Lucky Stores, meanwhile, has yet to name a new ad agency. Officials there say the announcement won’t come for a few more weeks--and the company is still talking with agencies. This has executives at the West Coast office of Grey Advertising edgy, since Grey dumped the Vons account last month with every intention of picking up Lucky’s business.

Diocese Sends Easter Plea Via Print, Radio

The Archdiocese of New York is putting some of its advertising eggs in an Easter basket.

Throughout the New York area--on subway and bus posters and even across the giant Spectacolor sign at Times Square--the Archdiocese is urging Catholics to “Come home at Easter time.” The radio and print campaign--in English, Spanish and Italian--will run through Easter week. One ad, created by the New York agency Batten, Barton, Durstine & Osborn, advises, “It’s never too late to rejoin the flock.”

L.A. Shop Will Create Ads for Ethnic Markets

In a bid to better reach California’s ethnic markets, the California State Lottery last week awarded a two-year, $10-million advertising contract to the Los Angeles advertising agency Casanova Pendrill Publicidad Inc. The firm--which will see its annual billings double--will create advertising to reach the Latino, Asian and black markets. “We will use very different campaigns to reach each group,” said Paul Casanova, president. He would not discuss specifics.

Casanova, who specializes in Latino advertising, will subcontract work to one of Chicago’s largest black-owned ad firms, Burrell Advertising, and a Los Angeles firm that specializes in the Asian market, Pacific Rim Advertising.

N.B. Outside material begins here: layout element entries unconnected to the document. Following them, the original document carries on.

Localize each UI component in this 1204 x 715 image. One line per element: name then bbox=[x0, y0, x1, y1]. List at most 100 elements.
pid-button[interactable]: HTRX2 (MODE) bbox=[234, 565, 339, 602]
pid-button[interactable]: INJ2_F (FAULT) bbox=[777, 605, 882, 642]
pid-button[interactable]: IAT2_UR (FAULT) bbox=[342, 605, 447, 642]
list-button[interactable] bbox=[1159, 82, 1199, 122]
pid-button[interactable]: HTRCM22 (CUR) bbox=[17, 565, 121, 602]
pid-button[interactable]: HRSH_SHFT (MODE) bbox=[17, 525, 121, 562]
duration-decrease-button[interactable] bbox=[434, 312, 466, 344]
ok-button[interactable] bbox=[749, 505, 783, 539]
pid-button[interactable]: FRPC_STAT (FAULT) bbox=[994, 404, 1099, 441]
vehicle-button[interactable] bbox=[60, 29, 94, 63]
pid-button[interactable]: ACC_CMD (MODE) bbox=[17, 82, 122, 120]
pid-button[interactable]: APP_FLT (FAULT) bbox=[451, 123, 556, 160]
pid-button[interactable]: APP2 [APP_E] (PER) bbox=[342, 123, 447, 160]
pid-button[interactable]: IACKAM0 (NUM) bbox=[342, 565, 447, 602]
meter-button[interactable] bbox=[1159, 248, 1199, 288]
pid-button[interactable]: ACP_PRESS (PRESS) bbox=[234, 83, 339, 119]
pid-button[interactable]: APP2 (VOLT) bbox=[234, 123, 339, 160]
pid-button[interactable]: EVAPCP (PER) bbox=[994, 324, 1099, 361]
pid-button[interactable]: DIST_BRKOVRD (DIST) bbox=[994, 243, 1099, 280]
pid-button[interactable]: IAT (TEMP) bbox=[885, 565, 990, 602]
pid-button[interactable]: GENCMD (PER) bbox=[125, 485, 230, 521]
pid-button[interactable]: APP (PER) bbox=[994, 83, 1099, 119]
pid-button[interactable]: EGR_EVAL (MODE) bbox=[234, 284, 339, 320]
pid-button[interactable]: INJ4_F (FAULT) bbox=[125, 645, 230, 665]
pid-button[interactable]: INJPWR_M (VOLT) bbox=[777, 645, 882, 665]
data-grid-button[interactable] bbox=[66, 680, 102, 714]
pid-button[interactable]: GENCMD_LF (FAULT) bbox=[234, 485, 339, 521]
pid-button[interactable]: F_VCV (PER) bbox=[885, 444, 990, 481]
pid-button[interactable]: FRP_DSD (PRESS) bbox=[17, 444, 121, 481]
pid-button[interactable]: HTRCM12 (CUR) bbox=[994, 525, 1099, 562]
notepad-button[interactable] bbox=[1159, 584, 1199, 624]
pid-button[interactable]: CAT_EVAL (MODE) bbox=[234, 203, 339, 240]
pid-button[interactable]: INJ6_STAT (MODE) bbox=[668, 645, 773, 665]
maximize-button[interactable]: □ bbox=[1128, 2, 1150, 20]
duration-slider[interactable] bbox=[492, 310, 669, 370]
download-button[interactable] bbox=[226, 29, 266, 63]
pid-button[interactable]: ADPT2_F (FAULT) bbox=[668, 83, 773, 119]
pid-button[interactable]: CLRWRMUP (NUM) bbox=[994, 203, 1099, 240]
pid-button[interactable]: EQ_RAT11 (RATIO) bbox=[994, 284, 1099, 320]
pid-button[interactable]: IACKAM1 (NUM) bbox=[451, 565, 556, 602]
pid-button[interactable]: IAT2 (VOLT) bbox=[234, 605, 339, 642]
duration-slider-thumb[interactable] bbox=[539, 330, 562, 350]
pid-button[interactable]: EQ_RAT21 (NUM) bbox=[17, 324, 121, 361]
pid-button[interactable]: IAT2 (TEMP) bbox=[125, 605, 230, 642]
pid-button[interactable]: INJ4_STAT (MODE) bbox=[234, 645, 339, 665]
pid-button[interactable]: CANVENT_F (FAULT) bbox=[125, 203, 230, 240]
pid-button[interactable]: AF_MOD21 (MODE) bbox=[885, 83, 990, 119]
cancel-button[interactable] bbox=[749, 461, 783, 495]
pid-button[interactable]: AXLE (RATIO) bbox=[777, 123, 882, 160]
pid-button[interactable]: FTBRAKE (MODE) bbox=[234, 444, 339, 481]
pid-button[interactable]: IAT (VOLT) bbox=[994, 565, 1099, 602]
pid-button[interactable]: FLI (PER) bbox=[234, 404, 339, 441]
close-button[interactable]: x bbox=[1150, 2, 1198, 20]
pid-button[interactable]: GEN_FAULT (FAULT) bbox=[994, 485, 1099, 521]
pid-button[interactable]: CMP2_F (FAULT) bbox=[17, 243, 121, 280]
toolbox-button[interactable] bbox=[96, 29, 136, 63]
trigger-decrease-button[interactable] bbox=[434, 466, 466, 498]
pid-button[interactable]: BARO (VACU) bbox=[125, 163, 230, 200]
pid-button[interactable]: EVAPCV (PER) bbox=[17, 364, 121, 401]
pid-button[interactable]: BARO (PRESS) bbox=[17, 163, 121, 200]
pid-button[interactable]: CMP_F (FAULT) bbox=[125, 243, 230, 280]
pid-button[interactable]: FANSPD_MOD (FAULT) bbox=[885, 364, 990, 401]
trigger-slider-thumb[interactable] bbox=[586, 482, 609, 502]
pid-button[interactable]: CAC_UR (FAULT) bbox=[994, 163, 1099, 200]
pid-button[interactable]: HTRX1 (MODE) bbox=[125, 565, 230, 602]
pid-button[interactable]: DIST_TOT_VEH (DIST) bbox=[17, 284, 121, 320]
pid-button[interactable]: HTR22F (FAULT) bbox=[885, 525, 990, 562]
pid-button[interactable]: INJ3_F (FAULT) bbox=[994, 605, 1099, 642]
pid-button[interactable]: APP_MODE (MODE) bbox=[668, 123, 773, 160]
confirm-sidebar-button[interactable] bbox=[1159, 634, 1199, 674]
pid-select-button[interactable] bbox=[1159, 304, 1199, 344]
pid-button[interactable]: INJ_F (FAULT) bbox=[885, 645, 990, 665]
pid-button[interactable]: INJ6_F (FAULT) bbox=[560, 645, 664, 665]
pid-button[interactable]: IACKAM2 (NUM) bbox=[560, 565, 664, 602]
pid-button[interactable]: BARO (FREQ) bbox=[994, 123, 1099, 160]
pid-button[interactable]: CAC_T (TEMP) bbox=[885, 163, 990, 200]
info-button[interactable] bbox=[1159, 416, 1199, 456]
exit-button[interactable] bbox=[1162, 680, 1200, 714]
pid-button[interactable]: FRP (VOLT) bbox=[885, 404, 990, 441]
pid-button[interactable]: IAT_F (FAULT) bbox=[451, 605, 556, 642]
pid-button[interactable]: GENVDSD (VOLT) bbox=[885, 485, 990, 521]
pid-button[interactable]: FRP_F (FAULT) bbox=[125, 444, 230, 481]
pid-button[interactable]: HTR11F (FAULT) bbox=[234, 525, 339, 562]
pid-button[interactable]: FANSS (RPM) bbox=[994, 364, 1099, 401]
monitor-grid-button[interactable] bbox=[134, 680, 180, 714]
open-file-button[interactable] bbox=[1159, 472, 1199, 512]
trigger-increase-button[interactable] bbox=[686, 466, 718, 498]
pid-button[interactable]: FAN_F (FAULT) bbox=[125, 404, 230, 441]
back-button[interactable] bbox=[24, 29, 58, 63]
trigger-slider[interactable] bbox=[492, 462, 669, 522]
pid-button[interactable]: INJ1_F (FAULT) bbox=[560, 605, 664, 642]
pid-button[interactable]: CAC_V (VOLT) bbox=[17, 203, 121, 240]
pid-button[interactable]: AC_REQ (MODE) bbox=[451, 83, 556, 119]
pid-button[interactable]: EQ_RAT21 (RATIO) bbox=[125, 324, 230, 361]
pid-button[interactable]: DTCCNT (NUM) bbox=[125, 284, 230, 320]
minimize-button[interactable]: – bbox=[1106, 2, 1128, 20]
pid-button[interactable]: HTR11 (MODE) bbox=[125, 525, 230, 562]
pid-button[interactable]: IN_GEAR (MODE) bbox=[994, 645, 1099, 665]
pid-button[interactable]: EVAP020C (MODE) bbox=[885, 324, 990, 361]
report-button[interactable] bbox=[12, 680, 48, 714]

Ad Hall of Fame Honors 4 of Its Best

Just as baseball, football and even rock ‘n roll have their halls of fame, the ad community also has its spot for the best. And last week, at a ceremony in New York attended by nearly 600 advertising executives, the Advertising Hall of Fame--sponsored by the American Advertising Federation--named four new members: Carl W. Nichols, chairman emeritus of the New York ad agency Cunningham & Walsh Inc.; Raymond J. Petersen, executive vice president of Hearst Magazines, and two deceased executives who played a major role in the advertising business over the years: Robert W. Woodruff, former chairman of Coca-Cola Co., and Arthur C. Nielsen Sr., founder of A. C. Nielsen Co., the television ratings research giant.